Plus loin, dans l’article, elle continue de déblatérer contre le centre hospitalier universitaire, disant entre autres qu’elle a « un gros problème avec le CHUL, qui n’a pas fait son travail. Je me pose de sérieuses questions sur les procédures d’identification des patients. Certains ne sont pas toujours en mesure de répondre correctement parce qu’ils ont des pertes de mémoire. Ils n’ont pas su identifier son problème de perte de mémoire.
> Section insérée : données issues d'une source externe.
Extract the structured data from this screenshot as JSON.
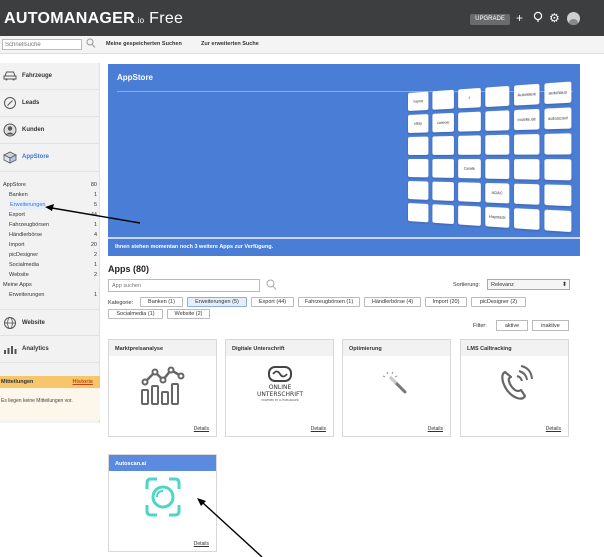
{
  "header": {
    "brand": "AUTOMANAGER",
    "brand_io": ".io",
    "brand_edition": "Free",
    "upgrade_label": "UPGRADE",
    "icons": [
      "plus-icon",
      "help-icon",
      "gear-icon",
      "user-avatar"
    ]
  },
  "searchbar": {
    "placeholder": "Schnellsuche",
    "saved_searches": "Meine gespeicherten Suchen",
    "advanced_search": "Zur erweiterten Suche"
  },
  "sidebar": {
    "items": [
      {
        "label": "Fahrzeuge",
        "icon": "car-icon"
      },
      {
        "label": "Leads",
        "icon": "target-icon"
      },
      {
        "label": "Kunden",
        "icon": "person-icon"
      },
      {
        "label": "AppStore",
        "icon": "box-icon",
        "active": true
      }
    ],
    "appstore_list": [
      {
        "name": "AppStore",
        "count": "80"
      },
      {
        "name": "Banken",
        "count": "1"
      },
      {
        "name": "Erweiterungen",
        "count": "5"
      },
      {
        "name": "Export",
        "count": "44"
      },
      {
        "name": "Fahrzeugbörsen",
        "count": "1"
      },
      {
        "name": "Händlerbörse",
        "count": "4"
      },
      {
        "name": "Import",
        "count": "20"
      },
      {
        "name": "picDesigner",
        "count": "2"
      },
      {
        "name": "Socialmedia",
        "count": "1"
      },
      {
        "name": "Website",
        "count": "2"
      },
      {
        "name": "Meine Apps",
        "count": ""
      },
      {
        "name": "Erweiterungen",
        "count": "1"
      }
    ],
    "bottom_items": [
      {
        "label": "Website",
        "icon": "globe-icon"
      },
      {
        "label": "Analytics",
        "icon": "bar-chart-icon"
      }
    ],
    "notifications": {
      "title": "Mitteilungen",
      "history_link": "Historie",
      "empty_text": "Es liegen keine Mitteilungen vor."
    }
  },
  "banner": {
    "title": "AppStore",
    "footer_text": "Ihnen stehen momentan noch 3 weitere Apps zur Verfügung.",
    "tiles": [
      "hayrat",
      "",
      "f",
      "",
      "AutoWerk",
      "autohaus",
      "eBay",
      "carwow",
      "",
      "",
      "mobile.de",
      "autoscout",
      "",
      "",
      "",
      "",
      "",
      "",
      "",
      "",
      "Carafe",
      "",
      "",
      "",
      "",
      "",
      "",
      "ADAC",
      "",
      "",
      "",
      "",
      "",
      "Haystack",
      "",
      ""
    ]
  },
  "apps": {
    "title": "Apps (80)",
    "search_placeholder": "App suchen",
    "sort_label": "Sortierung:",
    "sort_value": "Relevanz",
    "category_label": "Kategorie:",
    "categories": [
      "Banken (1)",
      "Erweiterungen (5)",
      "Export (44)",
      "Fahrzeugbörsen (1)",
      "Händlerbörse (4)",
      "Import (20)",
      "picDesigner (2)",
      "Socialmedia (1)",
      "Website (2)"
    ],
    "filter_label": "Filter:",
    "filter_active": "aktive",
    "filter_inactive": "inaktive",
    "cards": [
      {
        "title": "Marktpreisanalyse",
        "details": "Details",
        "icon": "market-chart-icon"
      },
      {
        "title": "Digitale Unterschrift",
        "details": "Details",
        "icon": "online-signature-logo",
        "logo_line1": "ONLINE",
        "logo_line2": "UNTERSCHRIFT",
        "logo_line3": "POWERED BY AUTOMANAGER"
      },
      {
        "title": "Optimierung",
        "details": "Details",
        "icon": "wand-icon"
      },
      {
        "title": "LMS Calltracking",
        "details": "Details",
        "icon": "phone-ringing-icon"
      },
      {
        "title": "Autoscan.ai",
        "details": "Details",
        "icon": "autoscan-icon"
      }
    ]
  }
}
Comment est-ce possible que les hôpitaux ne soient pas capables d’identifier des patients qui vivent dans les CHSLD? Il y a un gros bogue là! »  Elle ose demander comment est-ce possible que les hôpitaux ne soient pas capables d’identifier des patients qui vivent dans les CHSLD.  Qu’est-ce que vous souhaitez, madame Huot, qu’on leur mettent un gros code à barres dans le front?  C’est pourtant aussi simple que le nez se trouve au milieu du visage, madame Huot; les hôpitaux identifient les patients qui vivent dans les CHSLD par l’entremise d’une carte d’identité, communément appelée « carte d’hôpital », sur laquelle figure leur adresse, dans un CHSLD, le cas échéant.  Encore faut-il que le changement d’adresse soit effectué en temps et lieu, madame Huot!  Et ça, je regrette, mais ce n’était pas la faute des médecins, ni des infirmières, ni du personnel du CHUL.

La seule et unique faute, là-dedans, elle est de vous-même, madame Huot!

Toutes les conséquences qui ont suivi, et qui vous ont bouleversé, elles ne sont la faute de personne d’autre que vous-même, madame Huot.  Le pire, dans toute cette affaire, maintenant que nous savons tous que votre mère se porte bien, après toute cette aventure, c’est que des lecteurs du Soleil vont encore chier sur la tête des médecins, des infirmières, du personnel cadre, et de la direction du CHUL, et ce sans même y avoir mis les pieds, sans même savoir comment ça se passe, dans cet hôpital, juste à la lecture de vos propos.  Si j’étais un dirigeant du CHUL, j’entreprendrais des démarches légales, qui pourraient bien aboutir à des poursuites en diffamation contre vous, madame Huot.  Mais soyez tranquille; je ne suis qu’un simple blogueur sans-le-sou, et je n’entreprendrai rien contre vous, si ce n’est de vous supplier de cesser de reprocher à tout-un-chacun les conséquences de vos propres négligences, madame.

Il est vrai, et j’en parle assez souvent, que notre système de santé est pourri.  Mais au moins, j’espère que madame Huot, ainsi que toutes les madames Huot qui vivent dans cette société distincte qu’est la nôtre, auront un jour l’humilité de reconnaître leurs erreurs.  Car si notre système est effectivement pourri, des déclarations à l’emporte-pièce, comme celle de madame Huot, ne font rien pour redorer le blason des personnes qui y consacrent leur vie, leur âme, et trop souvent… leur santé.  Combien de personnes, qui travaillaient au CHUL, le 6 septembre dernier, qui ont été mêlées de près ou de loin à cette affaire, ou qui en ont eu connaissance, se sont couchées, ce soir-là, ou les soirs suivants, en se sentant coupables des conséquences vécues par madame Rousseau, et ce sans même qu’elles n’aient commis quoi que ce soit de répréhensible?  Dans ce système pourri, de très nombreuses personnes se donnent, sans compter, pour que les patients aient le maximum de soins, de compassion, et de dignité possibles, compte tenu de la pourriture du système dans lequel ces personnes travaillent.  Est-ce que la négligence de madame Huot vaut la peine de traîner dans la boue tous les efforts incessants de ce personnel, souvent poussé à bout?

J’espère que madame Huot lira ce billet, et qu’elle prendra quelques minutes pour réfléchir à tout cela.